Ukrainian military personnel

Major General Vasyl Mykolayovych Osypchuk (Ukrainian: Василь Миколайович Осипчук; born in 1969), is a Ukrainian army officer who had been the acting commander of the Operational Command North in 2019.

He had also been the deputy commander of the forces of the Operational Command North of the Ground Forces of the Armed Forces of Ukraine, as a participant in the Russo-Ukrainian War. He is currently ranked as a Major General.

==Biography==

Vasyl Osypchuk was born in 1969.

He graduated from a military school back in the Soviet Union.

After the annexation of Crimea and the start of hostilities in the Donbas, he volunteered for the Military Commissariat and later headed the 10th Territorial Defense Battalion in the Zhytomyr Oblast.

In his interview, he view on the entire war changed after the Euromaidan, implying that "the army as such was almost gone, people with acquaintances were growing in positions. In order to have a career, you had to earn a living. I didn't want that."

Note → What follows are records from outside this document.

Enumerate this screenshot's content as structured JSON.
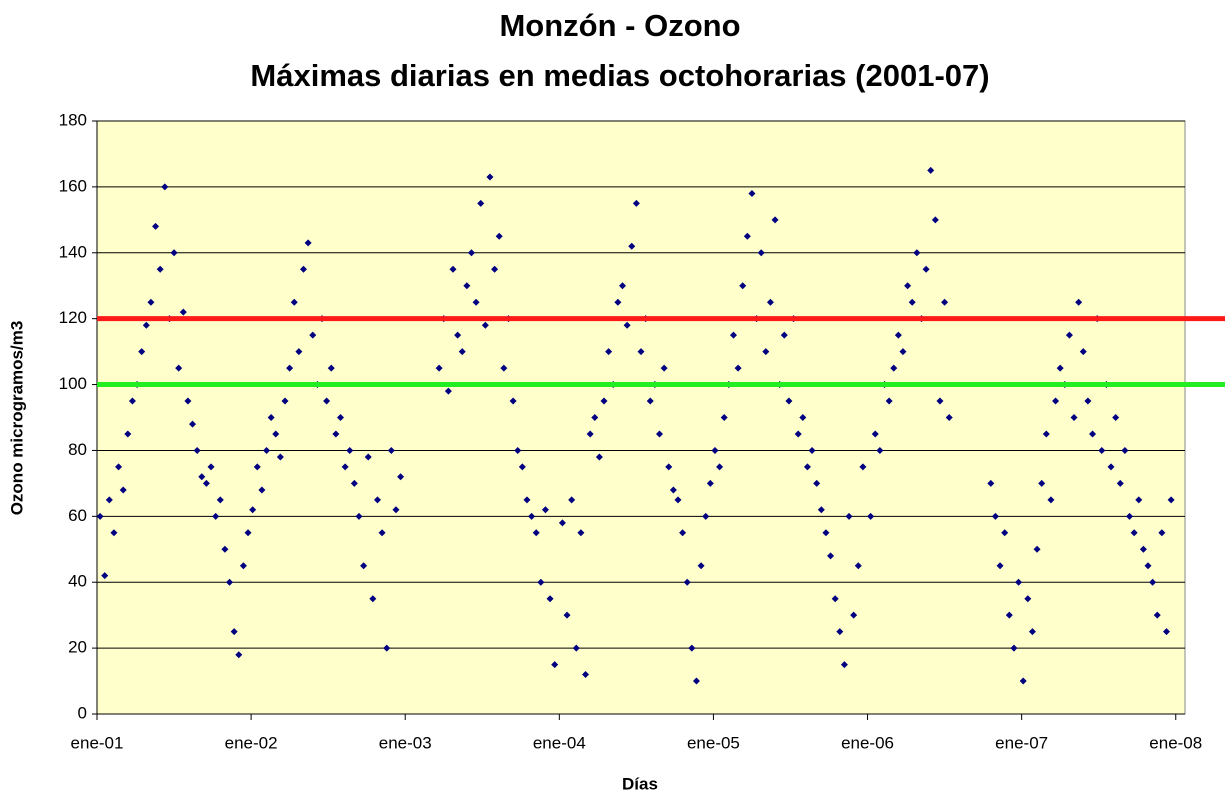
{
  "chart_data": {
    "type": "scatter",
    "title": "Monzón - Ozono",
    "subtitle": "Máximas diarias en medias octohorarias (2001-07)",
    "x_label": "Días",
    "y_label": "Ozono microgramos/m3",
    "color": "#000080",
    "x": [
      2001.02,
      2001.05,
      2001.08,
      2001.11,
      2001.14,
      2001.17,
      2001.2,
      2001.23,
      2001.26,
      2001.29,
      2001.32,
      2001.35,
      2001.38,
      2001.41,
      2001.44,
      2001.47,
      2001.5,
      2001.53,
      2001.56,
      2001.59,
      2001.62,
      2001.65,
      2001.68,
      2001.71,
      2001.74,
      2001.77,
      2001.8,
      2001.83,
      2001.86,
      2001.89,
      2001.92,
      2001.95,
      2001.98,
      2002.01,
      2002.04,
      2002.07,
      2002.1,
      2002.13,
      2002.16,
      2002.19,
      2002.22,
      2002.25,
      2002.28,
      2002.31,
      2002.34,
      2002.37,
      2002.4,
      2002.43,
      2002.46,
      2002.49,
      2002.52,
      2002.55,
      2002.58,
      2002.61,
      2002.64,
      2002.67,
      2002.7,
      2002.73,
      2002.76,
      2002.79,
      2002.82,
      2002.85,
      2002.88,
      2002.91,
      2002.94,
      2002.97,
      2003.22,
      2003.25,
      2003.28,
      2003.31,
      2003.34,
      2003.37,
      2003.4,
      2003.43,
      2003.46,
      2003.49,
      2003.52,
      2003.55,
      2003.58,
      2003.61,
      2003.64,
      2003.67,
      2003.7,
      2003.73,
      2003.76,
      2003.79,
      2003.82,
      2003.85,
      2003.88,
      2003.91,
      2003.94,
      2003.97,
      2004.02,
      2004.05,
      2004.08,
      2004.11,
      2004.14,
      2004.17,
      2004.2,
      2004.23,
      2004.26,
      2004.29,
      2004.32,
      2004.35,
      2004.38,
      2004.41,
      2004.44,
      2004.47,
      2004.5,
      2004.53,
      2004.56,
      2004.59,
      2004.62,
      2004.65,
      2004.68,
      2004.71,
      2004.74,
      2004.77,
      2004.8,
      2004.83,
      2004.86,
      2004.89,
      2004.92,
      2004.95,
      2004.98,
      2005.01,
      2005.04,
      2005.07,
      2005.1,
      2005.13,
      2005.16,
      2005.19,
      2005.22,
      2005.25,
      2005.28,
      2005.31,
      2005.34,
      2005.37,
      2005.4,
      2005.43,
      2005.46,
      2005.49,
      2005.52,
      2005.55,
      2005.58,
      2005.61,
      2005.64,
      2005.67,
      2005.7,
      2005.73,
      2005.76,
      2005.79,
      2005.82,
      2005.85,
      2005.88,
      2005.91,
      2005.94,
      2005.97,
      2006.02,
      2006.05,
      2006.08,
      2006.11,
      2006.14,
      2006.17,
      2006.2,
      2006.23,
      2006.26,
      2006.29,
      2006.32,
      2006.35,
      2006.38,
      2006.41,
      2006.44,
      2006.47,
      2006.5,
      2006.53,
      2006.8,
      2006.83,
      2006.86,
      2006.89,
      2006.92,
      2006.95,
      2006.98,
      2007.01,
      2007.04,
      2007.07,
      2007.1,
      2007.13,
      2007.16,
      2007.19,
      2007.22,
      2007.25,
      2007.28,
      2007.31,
      2007.34,
      2007.37,
      2007.4,
      2007.43,
      2007.46,
      2007.49,
      2007.52,
      2007.55,
      2007.58,
      2007.61,
      2007.64,
      2007.67,
      2007.7,
      2007.73,
      2007.76,
      2007.79,
      2007.82,
      2007.85,
      2007.88,
      2007.91,
      2007.94,
      2007.97
    ],
    "values": [
      60,
      42,
      65,
      55,
      75,
      68,
      85,
      95,
      100,
      110,
      118,
      125,
      148,
      135,
      160,
      120,
      140,
      105,
      122,
      95,
      88,
      80,
      72,
      70,
      75,
      60,
      65,
      50,
      40,
      25,
      18,
      45,
      55,
      62,
      75,
      68,
      80,
      90,
      85,
      78,
      95,
      105,
      125,
      110,
      135,
      143,
      115,
      100,
      120,
      95,
      105,
      85,
      90,
      75,
      80,
      70,
      60,
      45,
      78,
      35,
      65,
      55,
      20,
      80,
      62,
      72,
      105,
      120,
      98,
      135,
      115,
      110,
      130,
      140,
      125,
      155,
      118,
      163,
      135,
      145,
      105,
      120,
      95,
      80,
      75,
      65,
      60,
      55,
      40,
      62,
      35,
      15,
      58,
      30,
      65,
      20,
      55,
      12,
      85,
      90,
      78,
      95,
      110,
      100,
      125,
      130,
      118,
      142,
      155,
      110,
      120,
      95,
      100,
      85,
      105,
      75,
      68,
      65,
      55,
      40,
      20,
      10,
      45,
      60,
      70,
      80,
      75,
      90,
      100,
      115,
      105,
      130,
      145,
      158,
      120,
      140,
      110,
      125,
      150,
      100,
      115,
      95,
      120,
      85,
      90,
      75,
      80,
      70,
      62,
      55,
      48,
      35,
      25,
      15,
      60,
      30,
      45,
      75,
      60,
      85,
      80,
      100,
      95,
      105,
      115,
      110,
      130,
      125,
      140,
      120,
      135,
      165,
      150,
      95,
      125,
      90,
      70,
      60,
      45,
      55,
      30,
      20,
      40,
      10,
      35,
      25,
      50,
      70,
      85,
      65,
      95,
      105,
      100,
      115,
      90,
      125,
      110,
      95,
      85,
      120,
      80,
      100,
      75,
      90,
      70,
      80,
      60,
      55,
      65,
      50,
      45,
      40,
      30,
      55,
      25,
      65
    ],
    "xlim": [
      2001,
      2008.06
    ],
    "xticks": [
      {
        "value": 2001,
        "label": "ene-01"
      },
      {
        "value": 2002,
        "label": "ene-02"
      },
      {
        "value": 2003,
        "label": "ene-03"
      },
      {
        "value": 2004,
        "label": "ene-04"
      },
      {
        "value": 2005,
        "label": "ene-05"
      },
      {
        "value": 2006,
        "label": "ene-06"
      },
      {
        "value": 2007,
        "label": "ene-07"
      },
      {
        "value": 2008,
        "label": "ene-08"
      }
    ],
    "ylim": [
      0,
      180
    ],
    "yticks": [
      0,
      20,
      40,
      60,
      80,
      100,
      120,
      140,
      160,
      180
    ],
    "grid": true,
    "thresholds": [
      {
        "value": 120,
        "color": "#ff1a1a"
      },
      {
        "value": 100,
        "color": "#22ee22"
      }
    ]
  }
}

In mid-July 2014, Osypchuk and his unit went to defend the demarcation line with Crimea in the Kherson Oblast. And in the winter of 2015, he found himself in the ATO zone. Subsequently, in the same year, the 59th separate motorized infantry brigade was formed on the base of the battalion, led by Osypchuk.

On 7 July 2018, Osypchuk was the deputy commander of the Operational Command North of the Ground Forces of the Armed Forces of Ukraine.

On 3 May 2019, by presidential decree, Osypchuk was promoted to major general of the Armed Forces of Ukraine.

From August to December 2019, he was the acting commander of the Operational Command North.